Frankie Oviedo

Personal information
- Full name: Frankie Oviedo Oviedo
- Date of birth: 21 September 1973 (age 52)
- Place of birth: Cali, Colombia
- Height: 1.89 m (6 ft 2 in)
- Position: Midfielder

Senior career*
- Years: Team / Apps / (Gls)
- 1993–1994: América de Cali / 31 / (0)
- 1995: Deportes Quindío / 25 / (0)
- 1996: América de Cali / 69 / (7)
- 1997: Deportes Quindío / 0 / (0)
- 1998–2000: América de Cali / 84 / (10)
- 2000–2004: Club América / 114 / (20)
- 2004–2005: Puebla FC / 33 / (2)
- 2005–2006: Pachuca CF / 15 / (1)
- 2006–2007: Club Necaxa / 14 / (0)
- 2007–2008: Deportivo Táchira / 11 / (1)
- 2008: Boyacá Chico / 19 / (1)

International career
- 1999–2005: Colombia / 24 / (4)

Managerial career
- 2012–2014: Tijuana Reserves and Academy
- 2014: Dorados de Sinaloa (Assistant)
- 2017–2020: Tijuana Reserves and Academy
- 2018: Tijuana (Interim)
- 2020–2021: Tijuana (Women)

= Frankie Oviedo =

Colombian footballer and coach (born 1973)

Frankie Oviedo (born September 21, 1973) is a Colombian former footballer and coach who played for various clubs of Colombia, Venezuela and Mexico as a midfielder. He retired in 2009 to lead a youth football academy in Cali.
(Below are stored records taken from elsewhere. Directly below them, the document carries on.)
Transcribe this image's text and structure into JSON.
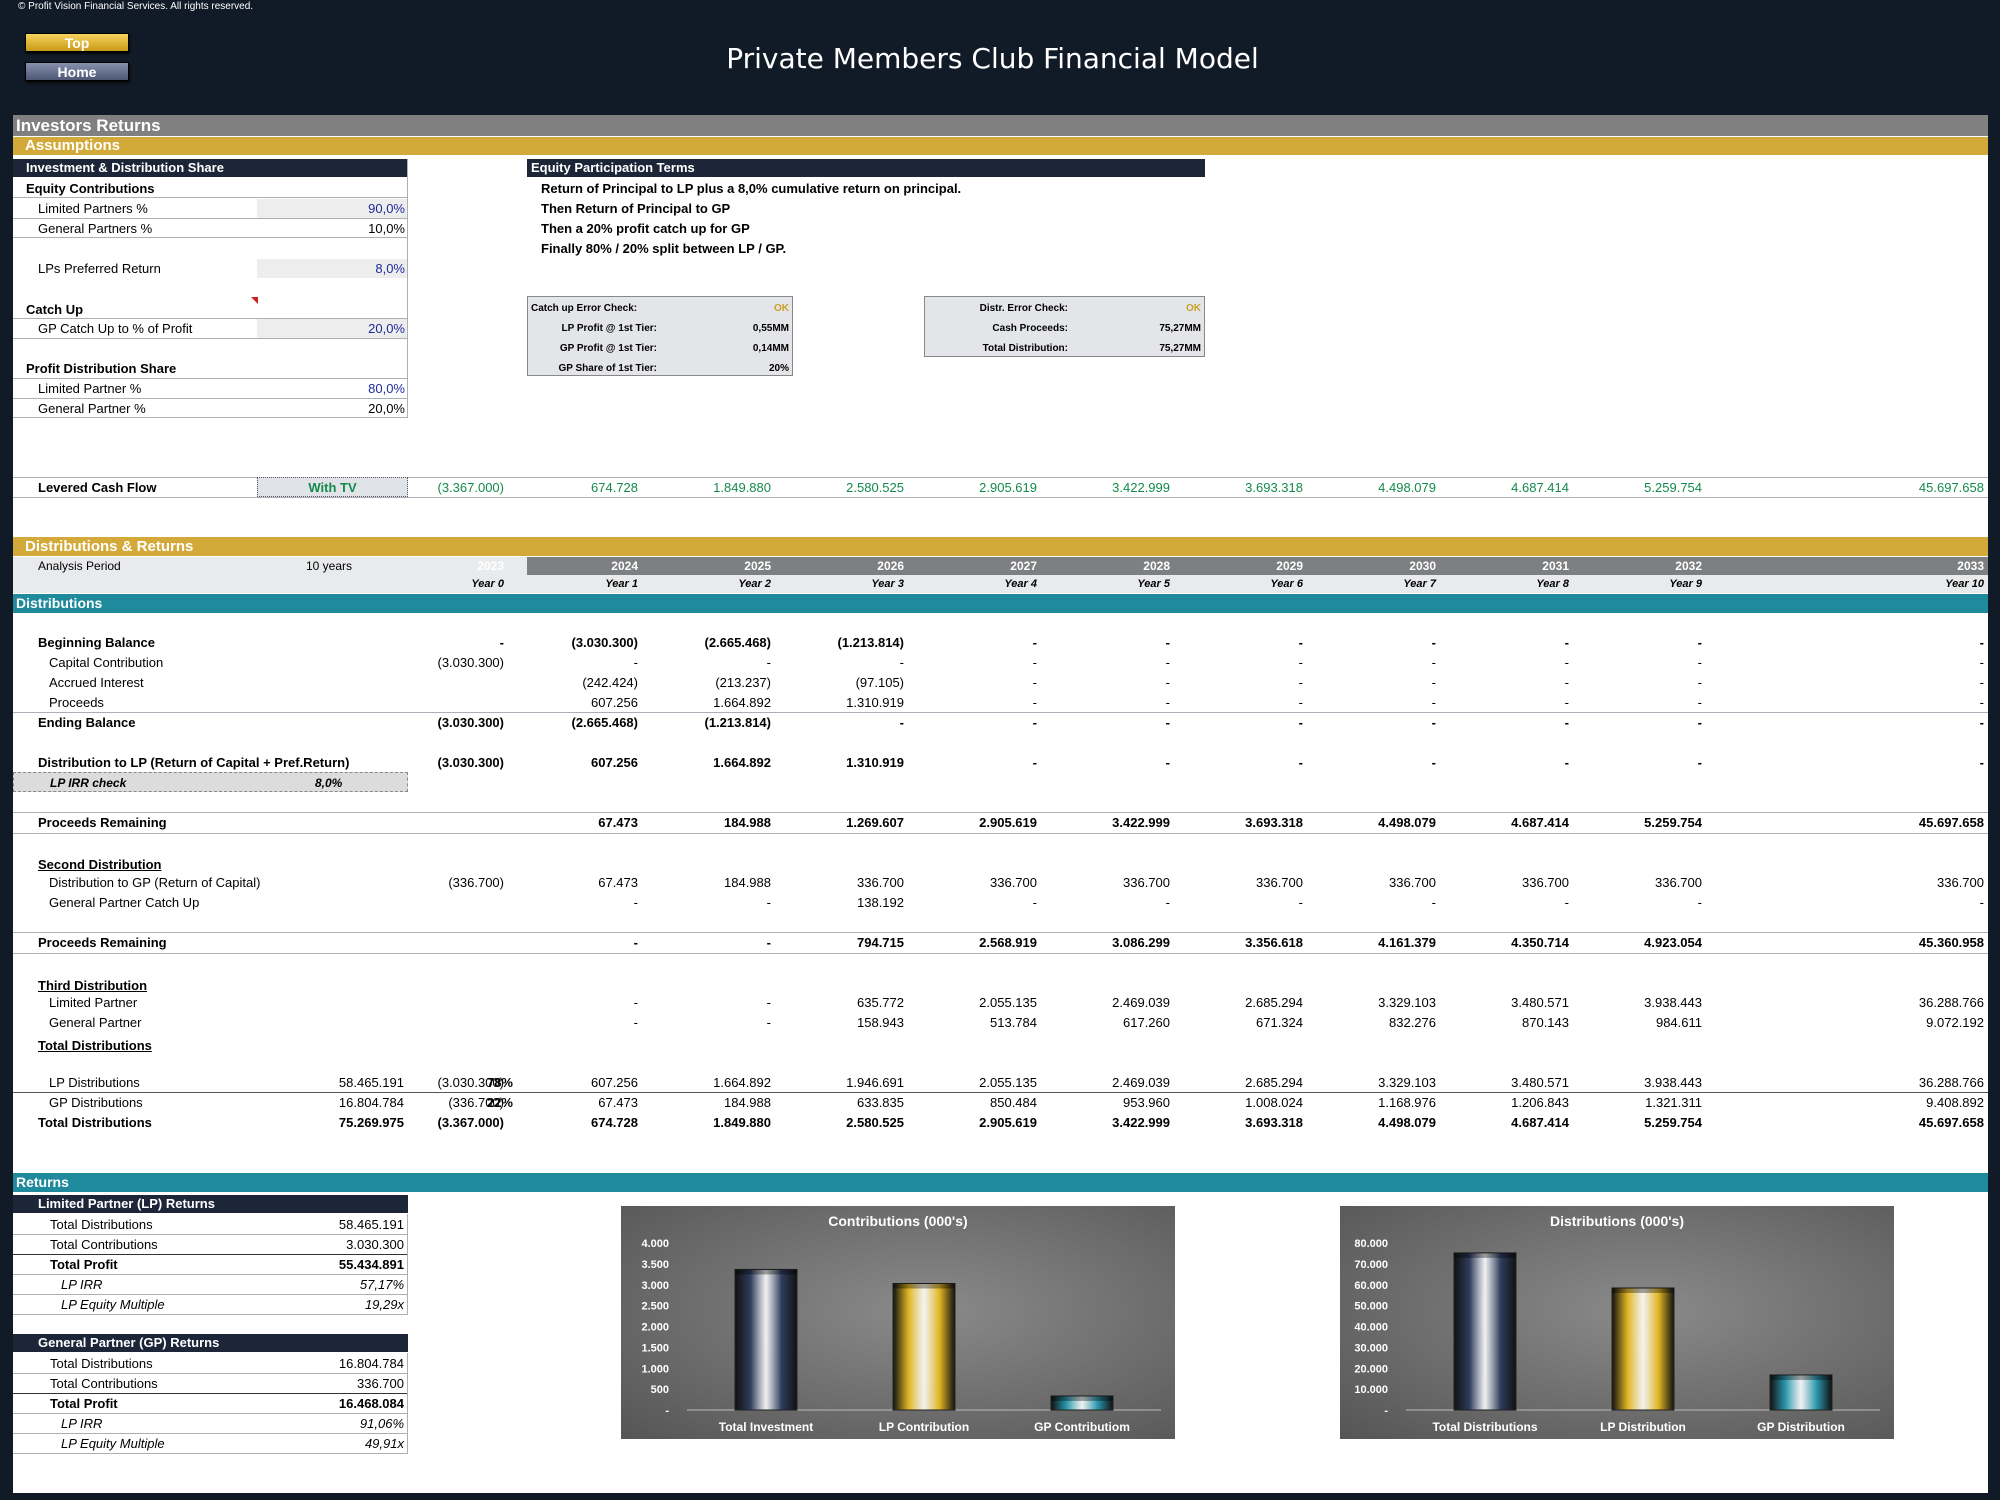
{
  "copyright": "© Profit Vision Financial Services. All rights reserved.",
  "nav": {
    "top": "Top",
    "home": "Home"
  },
  "title": "Private Members Club Financial Model",
  "sections": {
    "investors_returns": "Investors Returns",
    "assumptions": "Assumptions",
    "dist_returns": "Distributions & Returns",
    "distributions": "Distributions",
    "returns": "Returns"
  },
  "ids": {
    "header": "Investment & Distribution Share",
    "equity_contrib": "Equity Contributions",
    "lp_pct_label": "Limited Partners %",
    "lp_pct": "90,0%",
    "gp_pct_label": "General Partners %",
    "gp_pct": "10,0%",
    "pref_label": "LPs Preferred Return",
    "pref": "8,0%",
    "catch_up": "Catch Up",
    "gp_catch_label": "GP Catch Up to % of Profit",
    "gp_catch": "20,0%",
    "profit_share": "Profit Distribution Share",
    "lp_share_label": "Limited Partner %",
    "lp_share": "80,0%",
    "gp_share_label": "General Partner %",
    "gp_share": "20,0%"
  },
  "terms": {
    "header": "Equity Participation Terms",
    "lines": [
      "Return of Principal to LP plus a 8,0% cumulative return on principal.",
      "Then Return of Principal to GP",
      "Then a 20% profit catch up for GP",
      "Finally 80% / 20% split between LP / GP."
    ]
  },
  "catchbox": {
    "l1": "Catch up Error Check:",
    "v1": "OK",
    "l2": "LP Profit @ 1st Tier:",
    "v2": "0,55MM",
    "l3": "GP Profit @ 1st Tier:",
    "v3": "0,14MM",
    "l4": "GP Share of 1st Tier:",
    "v4": "20%"
  },
  "distbox": {
    "l1": "Distr. Error Check:",
    "v1": "OK",
    "l2": "Cash Proceeds:",
    "v2": "75,27MM",
    "l3": "Total Distribution:",
    "v3": "75,27MM"
  },
  "levered": {
    "label": "Levered Cash Flow",
    "mode": "With TV",
    "values": [
      "(3.367.000)",
      "674.728",
      "1.849.880",
      "2.580.525",
      "2.905.619",
      "3.422.999",
      "3.693.318",
      "4.498.079",
      "4.687.414",
      "5.259.754",
      "45.697.658"
    ]
  },
  "analysis": {
    "label": "Analysis Period",
    "value": "10 years"
  },
  "years": [
    "2023",
    "2024",
    "2025",
    "2026",
    "2027",
    "2028",
    "2029",
    "2030",
    "2031",
    "2032",
    "2033"
  ],
  "year_idx": [
    "Year 0",
    "Year 1",
    "Year 2",
    "Year 3",
    "Year 4",
    "Year 5",
    "Year 6",
    "Year 7",
    "Year 8",
    "Year 9",
    "Year 10"
  ],
  "rows": [
    {
      "label": "Beginning Balance",
      "bold": true,
      "indent": 0,
      "values": [
        "-",
        "(3.030.300)",
        "(2.665.468)",
        "(1.213.814)",
        "-",
        "-",
        "-",
        "-",
        "-",
        "-",
        "-"
      ]
    },
    {
      "label": "Capital Contribution",
      "indent": 1,
      "values": [
        "(3.030.300)",
        "-",
        "-",
        "-",
        "-",
        "-",
        "-",
        "-",
        "-",
        "-",
        "-"
      ]
    },
    {
      "label": "Accrued Interest",
      "indent": 1,
      "values": [
        "",
        "(242.424)",
        "(213.237)",
        "(97.105)",
        "-",
        "-",
        "-",
        "-",
        "-",
        "-",
        "-"
      ]
    },
    {
      "label": "Proceeds",
      "indent": 1,
      "values": [
        "",
        "607.256",
        "1.664.892",
        "1.310.919",
        "-",
        "-",
        "-",
        "-",
        "-",
        "-",
        "-"
      ]
    },
    {
      "label": "Ending Balance",
      "bold": true,
      "indent": 0,
      "values": [
        "(3.030.300)",
        "(2.665.468)",
        "(1.213.814)",
        "-",
        "-",
        "-",
        "-",
        "-",
        "-",
        "-",
        "-"
      ]
    },
    {
      "label": "Distribution to LP (Return of Capital + Pref.Return)",
      "bold": true,
      "indent": 0,
      "values": [
        "(3.030.300)",
        "607.256",
        "1.664.892",
        "1.310.919",
        "-",
        "-",
        "-",
        "-",
        "-",
        "-",
        "-"
      ]
    },
    {
      "label": "Proceeds Remaining",
      "bold": true,
      "indent": 0,
      "values": [
        "",
        "67.473",
        "184.988",
        "1.269.607",
        "2.905.619",
        "3.422.999",
        "3.693.318",
        "4.498.079",
        "4.687.414",
        "5.259.754",
        "45.697.658"
      ]
    },
    {
      "label": "Distribution to GP (Return of Capital)",
      "indent": 1,
      "values": [
        "(336.700)",
        "67.473",
        "184.988",
        "336.700",
        "336.700",
        "336.700",
        "336.700",
        "336.700",
        "336.700",
        "336.700",
        "336.700"
      ]
    },
    {
      "label": "General Partner Catch Up",
      "indent": 1,
      "values": [
        "",
        "-",
        "-",
        "138.192",
        "-",
        "-",
        "-",
        "-",
        "-",
        "-",
        "-"
      ]
    },
    {
      "label": "Proceeds Remaining",
      "bold": true,
      "indent": 0,
      "values": [
        "",
        "-",
        "-",
        "794.715",
        "2.568.919",
        "3.086.299",
        "3.356.618",
        "4.161.379",
        "4.350.714",
        "4.923.054",
        "45.360.958"
      ]
    },
    {
      "label": "Limited Partner",
      "indent": 1,
      "values": [
        "",
        "-",
        "-",
        "635.772",
        "2.055.135",
        "2.469.039",
        "2.685.294",
        "3.329.103",
        "3.480.571",
        "3.938.443",
        "36.288.766"
      ]
    },
    {
      "label": "General Partner",
      "indent": 1,
      "values": [
        "",
        "-",
        "-",
        "158.943",
        "513.784",
        "617.260",
        "671.324",
        "832.276",
        "870.143",
        "984.611",
        "9.072.192"
      ]
    },
    {
      "label": "LP Distributions",
      "indent": 1,
      "total": "58.465.191",
      "pct": "78%",
      "values": [
        "(3.030.300)",
        "607.256",
        "1.664.892",
        "1.946.691",
        "2.055.135",
        "2.469.039",
        "2.685.294",
        "3.329.103",
        "3.480.571",
        "3.938.443",
        "36.288.766"
      ]
    },
    {
      "label": "GP Distributions",
      "indent": 1,
      "total": "16.804.784",
      "pct": "22%",
      "values": [
        "(336.700)",
        "67.473",
        "184.988",
        "633.835",
        "850.484",
        "953.960",
        "1.008.024",
        "1.168.976",
        "1.206.843",
        "1.321.311",
        "9.408.892"
      ]
    },
    {
      "label": "Total Distributions",
      "bold": true,
      "indent": 0,
      "total": "75.269.975",
      "values": [
        "(3.367.000)",
        "674.728",
        "1.849.880",
        "2.580.525",
        "2.905.619",
        "3.422.999",
        "3.693.318",
        "4.498.079",
        "4.687.414",
        "5.259.754",
        "45.697.658"
      ]
    }
  ],
  "irr_check": {
    "label": "LP IRR check",
    "value": "8,0%"
  },
  "subheads": {
    "second": "Second Distribution",
    "third": "Third Distribution",
    "total": "Total Distributions"
  },
  "lp_returns": {
    "header": "Limited Partner (LP) Returns",
    "rows": [
      {
        "label": "Total Distributions",
        "value": "58.465.191"
      },
      {
        "label": "Total Contributions",
        "value": "3.030.300"
      },
      {
        "label": "Total Profit",
        "value": "55.434.891"
      },
      {
        "label": "LP IRR",
        "value": "57,17%"
      },
      {
        "label": "LP Equity Multiple",
        "value": "19,29x"
      }
    ]
  },
  "gp_returns": {
    "header": "General Partner (GP) Returns",
    "rows": [
      {
        "label": "Total Distributions",
        "value": "16.804.784"
      },
      {
        "label": "Total Contributions",
        "value": "336.700"
      },
      {
        "label": "Total Profit",
        "value": "16.468.084"
      },
      {
        "label": "LP IRR",
        "value": "91,06%"
      },
      {
        "label": "LP Equity Multiple",
        "value": "49,91x"
      }
    ]
  },
  "colors": {
    "navy": "#1c2638",
    "gold": "#d3aa3a",
    "teal": "#1f8a9c",
    "grey_band": "#808080"
  },
  "charts": [
    {
      "title": "Contributions (000's)",
      "categories": [
        "Total Investment",
        "LP Contribution",
        "GP Contributiom"
      ],
      "values": [
        3367,
        3030,
        337
      ],
      "ylim": [
        0,
        4000
      ],
      "ticks": [
        "-",
        "500",
        "1.000",
        "1.500",
        "2.000",
        "2.500",
        "3.000",
        "3.500",
        "4.000"
      ],
      "colors": [
        "#2e3d5c",
        "#e0b523",
        "#2a97ad"
      ]
    },
    {
      "title": "Distributions (000's)",
      "categories": [
        "Total Distributions",
        "LP Distribution",
        "GP Distribution"
      ],
      "values": [
        75270,
        58465,
        16805
      ],
      "ylim": [
        0,
        80000
      ],
      "ticks": [
        "-",
        "10.000",
        "20.000",
        "30.000",
        "40.000",
        "50.000",
        "60.000",
        "70.000",
        "80.000"
      ],
      "colors": [
        "#2e3d5c",
        "#e0b523",
        "#2a97ad"
      ]
    }
  ]
}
He capped 20 matches with the national team.

In 2012, he joined Club Tijuana in Mexico as an assistant coach for the U-20 teams. He currently leads the Tijuana Femenil.

==Titles==

| Season | Club | Title |
|---|---|---|
| 1996-97 | América de Cali | Copa Mustang |
| 2002 | Club América | Primera División de México - Verano |
| 2007 | Club Necaxa | InterLiga |
| 2008 | Boyacá Chico | Copa Mustang I |

==Personal life==
Oviedo's daughter, Valentina Oviedo, who was born in Mexico City, plays for Tijuana in the Liga MX Femenil and is a member of the Colombia women's national under-20 football team.